The move comes just 18 months after Nasdaq launched the European arm and said that an additional problem with the system was that it wasn’t owned by a bank.
“Despite our best efforts, the increasingly competitive nature of the multi-lateral trading facility space in Europe has meant that the growth of the business hasn’t reached levels necessary for us to realise our stated objectives,” said executive vice president Eric Noll.
The decision to shut down Neuro will be met with some internal changes as the group has appointed Hans-Ole Jochumsen, president of Nasdaq OMX Nordic, to assume responsibility for Pan-European equity trading.
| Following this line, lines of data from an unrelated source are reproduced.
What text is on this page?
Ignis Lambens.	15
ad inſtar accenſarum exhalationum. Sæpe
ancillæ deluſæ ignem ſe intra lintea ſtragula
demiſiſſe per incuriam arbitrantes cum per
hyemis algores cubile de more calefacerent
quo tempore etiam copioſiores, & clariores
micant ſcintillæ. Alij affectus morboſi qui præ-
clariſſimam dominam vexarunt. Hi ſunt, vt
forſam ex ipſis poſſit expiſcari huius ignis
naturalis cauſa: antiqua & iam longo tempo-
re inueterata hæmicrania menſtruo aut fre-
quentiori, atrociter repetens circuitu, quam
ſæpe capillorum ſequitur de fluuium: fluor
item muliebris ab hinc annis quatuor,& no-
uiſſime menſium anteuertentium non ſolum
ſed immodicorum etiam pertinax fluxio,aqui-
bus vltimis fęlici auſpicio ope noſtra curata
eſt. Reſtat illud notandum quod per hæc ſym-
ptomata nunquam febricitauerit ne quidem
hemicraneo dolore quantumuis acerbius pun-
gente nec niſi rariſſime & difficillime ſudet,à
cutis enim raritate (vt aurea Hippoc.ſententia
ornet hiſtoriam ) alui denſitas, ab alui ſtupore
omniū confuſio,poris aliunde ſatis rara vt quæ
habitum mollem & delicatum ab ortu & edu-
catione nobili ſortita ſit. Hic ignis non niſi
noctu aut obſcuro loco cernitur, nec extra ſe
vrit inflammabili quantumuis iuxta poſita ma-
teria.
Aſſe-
Jochumsen said: “Our approach will be very targeted, market-by-market. For example, NASDAQ OMX Nordic is currently the largest competitor to Oslo Bors, with nearly five per cent market share.”
Meanwhile, Charlotte Crosswell will continue with her business development initiatives in London and across Europe but will also oversee client transition from Neuro to Nasdaq OMX Nordic.
The company said that it remained committed to London and will continue to have a presence in the capital.
The group said that 40 per cent of its Nordic business is derived from London based clients and through its office and existing data centres in London. The group said it will continue to support its trading and market data operations.
It said that it will continue to run the UK power exchange, N2EX, and support its international listings business.
Last day of trading on Neuro is expected to be 21 May.
Nasdaq is one of the world’s largest trading companies and serves 3,600 listed companies.